Snead remained flexible and powerful into his 60s due to a daily yoga routine. With his size, strength and fluid golf swing, he’d challenge J.B. Holmes, who led the PGA Tour in driving distance in 2015-16 (314.5 yards).

As Nicklaus states, the ball has played a large role. Driving distances changed little over decades.

IBM recorded driving distance data at 11 PGA Tour events in 1968. The top 10 players averaged 270.2 yards, the average was 264.0 yards and Nicklaus led the Tour at 276.0 yards. Adding 35 yards for increased speed, hotter driver and better ball, Nicklaus would've averaged 311.0 last season.

When Tour pros put the Titleist Pro VI in play in late 2000, they automatically hit the ball 10-15 yards farther with each iron.

A recent study also sheds light on the subject.

Chad Campbell averaged 291 yards off the tee in 2009, ranking 70th on the PGA Tour. At the Byron Nelson Classic that year, he hit Titleist Balata 100 balls on the driving range with a persimmon driver supplied by noted golf author Curt Sampson, according to a blog post published at GolfDigest.com.

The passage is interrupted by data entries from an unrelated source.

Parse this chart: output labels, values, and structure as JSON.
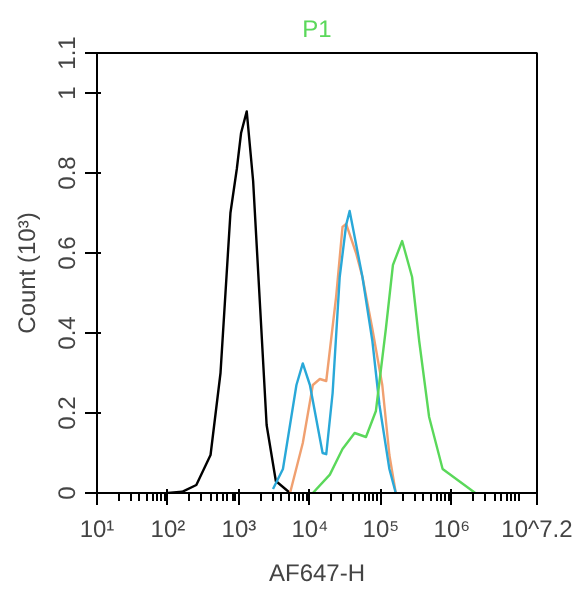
{
  "chart_data": {
    "type": "line",
    "title": "P1",
    "xlabel": "AF647-H",
    "ylabel": "Count (10³)",
    "log": "x",
    "grid": false,
    "marker": "none",
    "line_style": "solid",
    "xlim": [
      10,
      15848932
    ],
    "ylim": [
      0,
      1.1
    ],
    "xticks": [
      {
        "value": 10,
        "label": "10¹"
      },
      {
        "value": 100,
        "label": "10²"
      },
      {
        "value": 1000,
        "label": "10³"
      },
      {
        "value": 10000,
        "label": "10⁴"
      },
      {
        "value": 100000,
        "label": "10⁵"
      },
      {
        "value": 1000000,
        "label": "10⁶"
      },
      {
        "value": 15848932,
        "label": "10^7.2"
      }
    ],
    "yticks": [
      0,
      0.2,
      0.4,
      0.6,
      0.8,
      1,
      1.1
    ],
    "series": [
      {
        "color": "#000000",
        "x": [
          100,
          158,
          251,
          398,
          550,
          759,
          933,
          1072,
          1288,
          1585,
          1995,
          2455,
          3311,
          5248
        ],
        "values": [
          0,
          0.003,
          0.02,
          0.095,
          0.3,
          0.7,
          0.81,
          0.9,
          0.954,
          0.78,
          0.46,
          0.17,
          0.03,
          0
        ]
      },
      {
        "color": "#f0a070",
        "x": [
          5250,
          7940,
          11000,
          13800,
          17000,
          23400,
          28800,
          32400,
          44700,
          55000,
          75900,
          104700,
          131800,
          162200
        ],
        "values": [
          0,
          0.125,
          0.27,
          0.285,
          0.28,
          0.49,
          0.665,
          0.673,
          0.6,
          0.54,
          0.41,
          0.27,
          0.095,
          0
        ]
      },
      {
        "color": "#29a8d8",
        "x": [
          3020,
          4170,
          6460,
          7940,
          10000,
          15100,
          17000,
          20900,
          26300,
          32400,
          36300,
          55000,
          75900,
          95500,
          131800,
          162200
        ],
        "values": [
          0.01,
          0.06,
          0.27,
          0.324,
          0.27,
          0.1,
          0.097,
          0.25,
          0.54,
          0.67,
          0.705,
          0.54,
          0.38,
          0.22,
          0.06,
          0
        ]
      },
      {
        "color": "#5ad85a",
        "x": [
          11000,
          19100,
          28800,
          42700,
          61700,
          85100,
          117500,
          147900,
          199500,
          275400,
          346700,
          478600,
          741300,
          2138000
        ],
        "values": [
          0,
          0.046,
          0.11,
          0.15,
          0.14,
          0.205,
          0.41,
          0.57,
          0.63,
          0.54,
          0.38,
          0.19,
          0.06,
          0
        ]
      }
    ]
  }
}
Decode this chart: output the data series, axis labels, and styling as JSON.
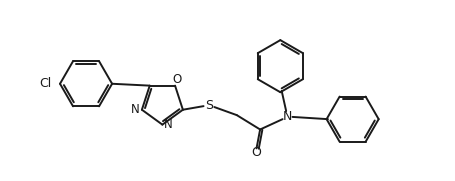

The results were startling.

His average drive with the Byron Nelson wooden driver went 247 yards. The ball carried 270 yards off his driver, which measured 45” and 230 off the relic, which measured 43”.

He swung the 150-gram steel shaft in the persimmon at 106 miles per hour. He swung the 75-gram graphite shaft in his driver at 113 miles per hour. A driver two inches longer and two ounces lighter enabled Campbell to generate more speed. According to golf club designer Tom Wishon in a post on GolfWRX.com, each mile-per-hour of clubhead speed equals 2.8 yards of carry. He wrote that advancements in golf equipment account for at best, 25 percent of the distance increase.

The average clubhead speed increased from 104 mph in 1980 to 113 in 2016. Andrew Loupe led the PGA Tour with 125.5 average clubhead speed. He recorded a top measured speed of 130.9 mph. In all, 14 pros averaged 120 mph or better.

Using high-speed film analysis, experts estimate legendary amateur Bobby Jones had a swing speed of 117 miles per hour in the 1930s - using hickory shafts. Only 27 players on the PGA Tour in 2015-16 had a faster average. It’s reasonable to assume Jones, who was one of the longer hitters of the day and the game’s greatest amateur, would have no trouble keeping up if given modern equipment.

While the distance a golf ball carries is important, Wishon also makes another key point. Fairways are mown at roughly ½ inch on the PGA Tour now, significantly lower than in the past, although courses benefit from extensive irrigation.

Brandt Snedeker, who is slightly shorter than average, played back-to-back rounds on the Sea Island Plantation course for an article that appeared in USA Today. He played one round with his clubs and the next with steel-shafted persimmon woods and irons and a balata ball from the mid-80s. With the driver, he observed a 25-30 yard difference on well-struck shots. The gap stretched to 50-60 yards on mishit shots.

Needless to say, Snedeker and his cohorts are glad they don’t have to play for a living with equipment from a previous era. And, the legends from the past would’ve loved to tee up their graphite/titanium beauty and swing away.